Why this is safe now (and was not before)
-----------------------------------------

The 2026-05-13 comment on #36 argued the aliases shouldn't land until
end-to-end compilation worked, otherwise they'd short-circuit hypatia's
fallback to `compile` with the same parse failure and replace the
existing structured `::warning::` with a silent error.

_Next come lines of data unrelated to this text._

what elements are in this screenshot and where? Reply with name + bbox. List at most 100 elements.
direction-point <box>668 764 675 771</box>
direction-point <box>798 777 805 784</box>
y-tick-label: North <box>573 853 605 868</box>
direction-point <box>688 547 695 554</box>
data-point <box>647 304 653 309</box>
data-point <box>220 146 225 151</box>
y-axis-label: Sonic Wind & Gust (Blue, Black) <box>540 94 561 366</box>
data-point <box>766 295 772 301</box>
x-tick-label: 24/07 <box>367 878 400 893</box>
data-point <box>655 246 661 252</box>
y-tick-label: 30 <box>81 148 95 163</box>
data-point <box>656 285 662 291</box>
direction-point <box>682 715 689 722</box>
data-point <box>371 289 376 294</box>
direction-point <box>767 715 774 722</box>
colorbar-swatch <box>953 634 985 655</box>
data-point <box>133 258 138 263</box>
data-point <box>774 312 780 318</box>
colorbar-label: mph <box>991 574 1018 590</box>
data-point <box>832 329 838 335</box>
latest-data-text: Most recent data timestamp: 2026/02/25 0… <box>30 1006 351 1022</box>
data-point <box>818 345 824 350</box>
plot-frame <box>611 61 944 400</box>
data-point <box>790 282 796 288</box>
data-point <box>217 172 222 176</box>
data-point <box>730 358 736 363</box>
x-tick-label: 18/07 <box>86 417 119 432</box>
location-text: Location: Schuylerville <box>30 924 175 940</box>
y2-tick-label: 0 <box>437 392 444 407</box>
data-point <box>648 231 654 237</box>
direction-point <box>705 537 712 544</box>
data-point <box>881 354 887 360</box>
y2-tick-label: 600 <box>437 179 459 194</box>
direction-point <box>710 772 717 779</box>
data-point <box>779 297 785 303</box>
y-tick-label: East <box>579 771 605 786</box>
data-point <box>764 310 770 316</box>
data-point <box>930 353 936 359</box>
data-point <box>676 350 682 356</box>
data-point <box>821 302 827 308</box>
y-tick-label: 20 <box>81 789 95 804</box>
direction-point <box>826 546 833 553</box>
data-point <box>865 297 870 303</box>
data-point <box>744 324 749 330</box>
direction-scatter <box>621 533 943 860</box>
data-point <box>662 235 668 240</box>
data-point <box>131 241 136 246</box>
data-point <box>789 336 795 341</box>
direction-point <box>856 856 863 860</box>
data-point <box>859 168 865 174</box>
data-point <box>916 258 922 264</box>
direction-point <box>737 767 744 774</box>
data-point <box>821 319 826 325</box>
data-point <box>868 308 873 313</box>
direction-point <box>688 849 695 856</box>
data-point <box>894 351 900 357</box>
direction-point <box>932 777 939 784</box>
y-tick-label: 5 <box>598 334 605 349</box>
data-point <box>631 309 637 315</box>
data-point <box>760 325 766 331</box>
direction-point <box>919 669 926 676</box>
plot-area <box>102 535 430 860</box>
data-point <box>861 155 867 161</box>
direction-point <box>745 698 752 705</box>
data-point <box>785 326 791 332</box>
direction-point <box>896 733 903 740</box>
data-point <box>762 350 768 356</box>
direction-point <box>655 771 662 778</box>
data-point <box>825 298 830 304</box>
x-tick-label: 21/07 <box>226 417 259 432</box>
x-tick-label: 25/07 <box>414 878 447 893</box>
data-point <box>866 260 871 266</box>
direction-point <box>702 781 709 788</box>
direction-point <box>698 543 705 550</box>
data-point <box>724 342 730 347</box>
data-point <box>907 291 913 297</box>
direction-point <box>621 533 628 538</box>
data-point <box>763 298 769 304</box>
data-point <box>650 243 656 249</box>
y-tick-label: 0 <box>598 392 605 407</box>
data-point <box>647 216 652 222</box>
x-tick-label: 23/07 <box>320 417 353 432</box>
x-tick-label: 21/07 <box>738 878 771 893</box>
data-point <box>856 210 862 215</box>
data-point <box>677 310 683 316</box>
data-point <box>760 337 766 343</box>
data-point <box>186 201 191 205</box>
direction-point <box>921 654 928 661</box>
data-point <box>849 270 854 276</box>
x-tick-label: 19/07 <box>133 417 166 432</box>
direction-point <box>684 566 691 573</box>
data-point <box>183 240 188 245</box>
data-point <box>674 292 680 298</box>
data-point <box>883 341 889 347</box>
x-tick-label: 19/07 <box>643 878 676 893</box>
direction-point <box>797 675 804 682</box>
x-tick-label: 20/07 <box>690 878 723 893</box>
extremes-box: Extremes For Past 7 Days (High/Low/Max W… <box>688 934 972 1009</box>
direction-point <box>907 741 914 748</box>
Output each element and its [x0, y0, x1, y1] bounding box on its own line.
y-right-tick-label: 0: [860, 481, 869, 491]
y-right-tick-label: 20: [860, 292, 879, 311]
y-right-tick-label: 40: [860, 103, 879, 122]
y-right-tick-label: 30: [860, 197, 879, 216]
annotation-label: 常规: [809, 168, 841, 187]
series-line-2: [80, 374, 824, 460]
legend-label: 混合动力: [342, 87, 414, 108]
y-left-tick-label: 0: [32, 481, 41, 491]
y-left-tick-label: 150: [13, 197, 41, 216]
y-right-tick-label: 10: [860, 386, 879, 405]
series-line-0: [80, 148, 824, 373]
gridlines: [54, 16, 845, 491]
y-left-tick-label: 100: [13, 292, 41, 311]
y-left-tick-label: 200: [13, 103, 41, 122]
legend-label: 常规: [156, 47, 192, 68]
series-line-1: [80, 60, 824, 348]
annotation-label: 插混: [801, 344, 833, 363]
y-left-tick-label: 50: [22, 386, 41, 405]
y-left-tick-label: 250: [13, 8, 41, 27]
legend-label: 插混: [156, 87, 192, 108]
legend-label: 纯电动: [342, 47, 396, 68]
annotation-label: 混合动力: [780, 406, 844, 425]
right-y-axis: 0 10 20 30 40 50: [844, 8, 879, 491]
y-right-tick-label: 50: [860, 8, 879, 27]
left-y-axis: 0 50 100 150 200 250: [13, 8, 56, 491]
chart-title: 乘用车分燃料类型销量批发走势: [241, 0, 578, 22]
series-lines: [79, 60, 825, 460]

After Phases A-C in this PR, that argument is satisfied for the
`extern "abi"` portion of the v2 grammar — extern blocks parse,
typecheck, and codegen to valid wasm. `bridge.eph` itself still
needs the remaining grammar pieces (annotations + tuple destructuring
in `let!`), which is the next phase of work on #43. Once that lands,
the aliases pick up `bridge.eph` automatically — no further CLI
changes needed.

Tests
-----

- `src/ephapax-cli/tests/v2_grammar_phase_d_aliases.rs`:
  - `compile_eph_alias_routes_to_compile`
  - `compile_affine_alias_routes_to_compile`

  Both spawn the built `ephapax` binary and assert it compiles
  `extern-callsite.eph` to a wasm file with the `\0asm` magic bytes.

- New dev-deps: `tempfile = "3"`.

- `cargo test --workspace` — all binaries pass.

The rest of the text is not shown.